How Big Data Can Play a Role
If companies make investments to improve their data systems, particularly in capturing larger quantities of highly refined data across the full recruitment cycle and in relation to employee retention policies and programs, then there will be more opportunities to identify key patterns, trends, and anomalies, which can be leveraged or corrected to improve efficiency and performance.
By doing so, companies can begin to address some difficult questions that are often experienced but go unexplained. For example, these could include:
- why a proportion of candidates who are identified as potentials by recruiters are not brought in for interviews by a hiring manager
- why a high percentage of offer letters are declined by candidates from a particular department
- why a costly retention program is being underutilized by employees
This data can be derived from interview notes, recruitment management systems, employee satisfaction/feedback surveys, exit interviews, etc.
The following are two examples of how data collection and analysis has supported the identification of key factors that contribute to recruitment efficiency and effective retention programs.
Examples of How HR Can Use Big Data to Improve Recruitment and Retention
What’s in a Name? More than You Might Think
A company that was collecting highly detailed recruitment data began to notice a pattern emerging amongst candidates below the age of the 28. A high percentage of candidates from this segment were declining job offers than any other segment by age or other attribute.
As the company explored this issue further, it realized that candidates within this segment were acutely sensitive to job titles and were more willing to accept offers if the title conveyed a higher sense of responsibility or authority in the respective area of work.
The company took this finding into account with future candidates in this segment and communicated its flexibility on the naming of titles for the respective roles.
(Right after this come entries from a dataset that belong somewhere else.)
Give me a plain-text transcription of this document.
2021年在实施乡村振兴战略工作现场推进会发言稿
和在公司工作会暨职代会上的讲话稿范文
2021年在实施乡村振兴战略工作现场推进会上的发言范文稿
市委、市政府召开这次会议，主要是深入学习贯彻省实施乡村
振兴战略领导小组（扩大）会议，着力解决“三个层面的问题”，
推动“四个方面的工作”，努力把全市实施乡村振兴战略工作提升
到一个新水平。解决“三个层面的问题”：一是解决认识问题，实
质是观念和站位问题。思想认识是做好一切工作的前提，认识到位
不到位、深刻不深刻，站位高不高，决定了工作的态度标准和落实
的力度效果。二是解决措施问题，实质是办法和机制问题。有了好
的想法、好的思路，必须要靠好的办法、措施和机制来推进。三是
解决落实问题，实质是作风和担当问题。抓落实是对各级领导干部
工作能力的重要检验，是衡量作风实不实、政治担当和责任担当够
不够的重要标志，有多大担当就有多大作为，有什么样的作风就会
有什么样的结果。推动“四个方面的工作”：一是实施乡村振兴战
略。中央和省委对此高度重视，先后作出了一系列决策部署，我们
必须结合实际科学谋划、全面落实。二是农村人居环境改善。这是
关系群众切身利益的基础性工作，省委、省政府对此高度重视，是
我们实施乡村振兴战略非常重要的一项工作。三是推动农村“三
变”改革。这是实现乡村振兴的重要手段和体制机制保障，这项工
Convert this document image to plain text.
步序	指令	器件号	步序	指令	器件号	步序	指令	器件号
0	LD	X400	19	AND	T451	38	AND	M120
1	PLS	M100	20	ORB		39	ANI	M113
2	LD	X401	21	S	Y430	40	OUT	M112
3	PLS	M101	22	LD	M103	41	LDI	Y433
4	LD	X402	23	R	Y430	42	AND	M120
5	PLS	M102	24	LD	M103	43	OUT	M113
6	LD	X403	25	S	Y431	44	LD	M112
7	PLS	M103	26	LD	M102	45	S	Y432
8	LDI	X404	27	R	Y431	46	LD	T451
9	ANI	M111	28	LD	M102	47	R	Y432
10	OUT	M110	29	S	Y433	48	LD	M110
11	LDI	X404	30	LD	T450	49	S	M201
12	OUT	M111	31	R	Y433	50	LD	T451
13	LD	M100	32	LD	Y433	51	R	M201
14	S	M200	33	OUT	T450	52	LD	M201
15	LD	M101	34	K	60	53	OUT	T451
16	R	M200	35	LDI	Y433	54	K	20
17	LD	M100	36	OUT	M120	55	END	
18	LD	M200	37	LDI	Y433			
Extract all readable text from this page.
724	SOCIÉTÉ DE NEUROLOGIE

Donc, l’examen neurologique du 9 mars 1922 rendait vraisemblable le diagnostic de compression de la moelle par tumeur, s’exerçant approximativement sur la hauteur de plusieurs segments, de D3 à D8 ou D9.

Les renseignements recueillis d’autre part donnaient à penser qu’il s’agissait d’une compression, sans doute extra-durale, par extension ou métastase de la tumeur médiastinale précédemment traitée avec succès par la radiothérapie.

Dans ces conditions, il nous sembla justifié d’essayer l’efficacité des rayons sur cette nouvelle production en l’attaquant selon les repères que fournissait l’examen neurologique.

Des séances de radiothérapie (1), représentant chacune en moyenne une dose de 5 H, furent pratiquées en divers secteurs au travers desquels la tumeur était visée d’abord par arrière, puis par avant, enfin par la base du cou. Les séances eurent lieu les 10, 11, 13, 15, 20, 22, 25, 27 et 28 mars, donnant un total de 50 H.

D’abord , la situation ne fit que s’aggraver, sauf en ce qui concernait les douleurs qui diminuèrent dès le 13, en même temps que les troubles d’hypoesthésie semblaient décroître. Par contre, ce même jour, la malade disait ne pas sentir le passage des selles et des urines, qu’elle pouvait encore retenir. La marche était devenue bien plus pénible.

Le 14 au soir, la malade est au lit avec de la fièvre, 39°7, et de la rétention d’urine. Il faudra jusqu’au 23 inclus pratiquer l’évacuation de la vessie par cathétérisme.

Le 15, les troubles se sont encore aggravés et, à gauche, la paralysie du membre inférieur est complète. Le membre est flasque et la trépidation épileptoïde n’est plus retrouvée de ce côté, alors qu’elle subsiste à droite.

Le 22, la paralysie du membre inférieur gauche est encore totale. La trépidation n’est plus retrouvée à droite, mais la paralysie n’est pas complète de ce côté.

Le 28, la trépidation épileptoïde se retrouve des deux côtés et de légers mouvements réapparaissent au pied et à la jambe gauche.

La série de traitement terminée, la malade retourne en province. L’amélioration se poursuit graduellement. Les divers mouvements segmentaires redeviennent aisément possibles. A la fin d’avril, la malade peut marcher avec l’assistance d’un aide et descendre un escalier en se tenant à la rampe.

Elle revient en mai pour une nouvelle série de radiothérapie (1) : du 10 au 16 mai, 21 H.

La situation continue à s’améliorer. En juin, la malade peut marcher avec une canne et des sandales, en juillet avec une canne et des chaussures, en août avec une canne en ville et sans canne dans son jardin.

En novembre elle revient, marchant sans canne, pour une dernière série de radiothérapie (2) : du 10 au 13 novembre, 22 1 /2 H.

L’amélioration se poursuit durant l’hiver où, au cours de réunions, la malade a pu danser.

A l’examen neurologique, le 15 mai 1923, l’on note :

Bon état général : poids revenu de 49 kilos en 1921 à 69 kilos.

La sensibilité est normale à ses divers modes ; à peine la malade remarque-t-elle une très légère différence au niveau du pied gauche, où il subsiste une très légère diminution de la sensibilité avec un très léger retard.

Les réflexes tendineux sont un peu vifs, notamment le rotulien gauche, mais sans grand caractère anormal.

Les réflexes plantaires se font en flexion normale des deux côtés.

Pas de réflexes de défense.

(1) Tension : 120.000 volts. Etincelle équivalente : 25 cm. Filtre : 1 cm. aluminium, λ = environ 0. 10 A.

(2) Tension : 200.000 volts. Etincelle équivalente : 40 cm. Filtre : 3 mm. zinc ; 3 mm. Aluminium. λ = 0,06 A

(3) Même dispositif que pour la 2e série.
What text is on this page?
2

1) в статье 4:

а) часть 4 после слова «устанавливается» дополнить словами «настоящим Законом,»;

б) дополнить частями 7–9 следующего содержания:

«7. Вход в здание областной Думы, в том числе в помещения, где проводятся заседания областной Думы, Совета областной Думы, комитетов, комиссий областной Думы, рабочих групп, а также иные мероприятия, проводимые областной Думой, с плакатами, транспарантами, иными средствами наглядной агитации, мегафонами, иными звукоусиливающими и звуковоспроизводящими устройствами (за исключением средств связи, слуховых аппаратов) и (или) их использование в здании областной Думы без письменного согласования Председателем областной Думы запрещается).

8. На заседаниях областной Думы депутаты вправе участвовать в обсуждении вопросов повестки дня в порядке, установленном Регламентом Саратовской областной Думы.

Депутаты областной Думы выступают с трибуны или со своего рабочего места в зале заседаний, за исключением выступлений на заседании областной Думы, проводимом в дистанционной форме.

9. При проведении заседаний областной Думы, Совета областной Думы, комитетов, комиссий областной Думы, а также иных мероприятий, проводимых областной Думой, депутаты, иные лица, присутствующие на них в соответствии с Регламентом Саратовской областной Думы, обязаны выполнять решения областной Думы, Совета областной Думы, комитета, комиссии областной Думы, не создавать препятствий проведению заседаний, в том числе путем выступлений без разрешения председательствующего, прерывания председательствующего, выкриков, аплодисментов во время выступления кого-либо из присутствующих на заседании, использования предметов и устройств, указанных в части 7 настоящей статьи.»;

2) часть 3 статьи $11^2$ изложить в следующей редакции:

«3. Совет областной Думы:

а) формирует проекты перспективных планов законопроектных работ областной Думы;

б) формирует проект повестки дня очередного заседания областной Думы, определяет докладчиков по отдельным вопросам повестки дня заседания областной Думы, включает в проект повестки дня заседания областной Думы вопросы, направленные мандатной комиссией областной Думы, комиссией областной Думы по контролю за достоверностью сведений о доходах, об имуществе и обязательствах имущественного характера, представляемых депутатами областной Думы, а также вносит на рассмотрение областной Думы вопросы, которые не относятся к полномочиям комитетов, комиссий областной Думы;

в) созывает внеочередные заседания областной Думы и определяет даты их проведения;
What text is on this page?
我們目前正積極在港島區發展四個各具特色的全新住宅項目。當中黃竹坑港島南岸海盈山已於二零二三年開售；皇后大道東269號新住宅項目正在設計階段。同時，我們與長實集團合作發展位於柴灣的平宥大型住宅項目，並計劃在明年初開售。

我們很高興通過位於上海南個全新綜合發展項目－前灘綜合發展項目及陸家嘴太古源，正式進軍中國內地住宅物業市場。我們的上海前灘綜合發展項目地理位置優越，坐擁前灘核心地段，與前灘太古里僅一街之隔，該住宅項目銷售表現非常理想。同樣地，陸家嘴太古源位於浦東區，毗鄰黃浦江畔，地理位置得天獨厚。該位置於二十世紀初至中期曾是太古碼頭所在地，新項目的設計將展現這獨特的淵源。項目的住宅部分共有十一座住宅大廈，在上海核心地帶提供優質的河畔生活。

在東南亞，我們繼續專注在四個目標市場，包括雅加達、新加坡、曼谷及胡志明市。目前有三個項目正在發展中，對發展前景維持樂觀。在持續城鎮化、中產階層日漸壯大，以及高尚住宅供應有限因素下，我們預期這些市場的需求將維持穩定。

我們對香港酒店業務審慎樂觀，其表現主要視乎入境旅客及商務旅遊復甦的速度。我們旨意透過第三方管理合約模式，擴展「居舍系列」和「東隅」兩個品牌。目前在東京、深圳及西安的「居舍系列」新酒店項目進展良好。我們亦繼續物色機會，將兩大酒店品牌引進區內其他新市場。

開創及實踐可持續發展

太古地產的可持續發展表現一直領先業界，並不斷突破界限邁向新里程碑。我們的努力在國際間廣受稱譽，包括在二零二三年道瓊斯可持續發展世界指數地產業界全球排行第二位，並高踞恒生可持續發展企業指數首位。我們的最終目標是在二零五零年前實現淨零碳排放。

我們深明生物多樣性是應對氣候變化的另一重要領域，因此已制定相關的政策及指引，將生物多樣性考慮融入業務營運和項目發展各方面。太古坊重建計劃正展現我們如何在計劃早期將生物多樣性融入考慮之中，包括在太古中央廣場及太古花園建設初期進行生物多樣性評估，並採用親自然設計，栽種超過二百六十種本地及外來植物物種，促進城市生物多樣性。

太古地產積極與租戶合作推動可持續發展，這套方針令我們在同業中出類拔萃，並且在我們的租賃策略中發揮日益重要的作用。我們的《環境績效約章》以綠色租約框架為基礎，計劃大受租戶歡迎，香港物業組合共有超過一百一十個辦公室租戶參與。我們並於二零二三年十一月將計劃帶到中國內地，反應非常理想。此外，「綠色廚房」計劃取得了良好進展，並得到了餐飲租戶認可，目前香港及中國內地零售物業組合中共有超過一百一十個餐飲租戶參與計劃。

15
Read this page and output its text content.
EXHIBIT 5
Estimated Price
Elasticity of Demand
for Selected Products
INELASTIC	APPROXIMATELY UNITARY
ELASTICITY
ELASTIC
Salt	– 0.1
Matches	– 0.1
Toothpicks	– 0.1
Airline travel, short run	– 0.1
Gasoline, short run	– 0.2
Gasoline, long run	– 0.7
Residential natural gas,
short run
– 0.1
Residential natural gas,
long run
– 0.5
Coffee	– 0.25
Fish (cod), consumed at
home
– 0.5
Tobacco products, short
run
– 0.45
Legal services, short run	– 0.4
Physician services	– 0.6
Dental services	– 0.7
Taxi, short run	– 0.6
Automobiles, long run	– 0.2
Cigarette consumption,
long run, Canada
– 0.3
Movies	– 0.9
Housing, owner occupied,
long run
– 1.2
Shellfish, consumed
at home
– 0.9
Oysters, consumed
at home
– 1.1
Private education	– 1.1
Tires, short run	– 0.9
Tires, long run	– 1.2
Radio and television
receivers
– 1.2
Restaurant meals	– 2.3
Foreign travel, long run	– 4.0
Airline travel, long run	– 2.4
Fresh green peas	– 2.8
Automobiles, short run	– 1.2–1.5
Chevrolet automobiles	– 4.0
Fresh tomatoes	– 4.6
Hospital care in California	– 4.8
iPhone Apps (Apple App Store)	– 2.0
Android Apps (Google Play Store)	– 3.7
Without fail, the numbers began to turn, and more candidates from this segment began accepting job offers — and of course, took on new titles!
More Time with a Newborn May Lead to More Time with the Company
Another company that had implemented a sophisticated HR data management solution began to notice that an increasing proportion of female employees were switching companies just before starting a family. This became known through comments shared by employees during their exit interviews.
The company soon realized that its maternity leave benefits policy was not up to par with industry leaders, and that more could have been done to ensure that new parents were able to adequately balance their personal and work responsibilities upon starting a family. As such, the company modified its maternity leave policy to be consistent with industry leaders and also introduced some innovative family friendly programs — both factors played a key role in reducing the attrition rate within the segment.
Investment in Data Can Go a Long Way
The examples outlined above illustrate the immense value that can be gained for companies and employees when a larger volume of data is captured on recruitment processes and retention policies and programs. Though it may seem to be a high investment in terms of time and costs, comprehensive data management systems hold significant long-term benefits, which undoubtedly outweigh the short-term costs.
As technology becomes more prevalent throughout business operations, it will become much easier to capture the relevant data needed to make more informed decisions about HR policies and practices — leading to overall improved performance and productivity for companies.
What are some ways in which your HR department is utilizing larger data sets to improve employee recruitment practices and retention policies and programs?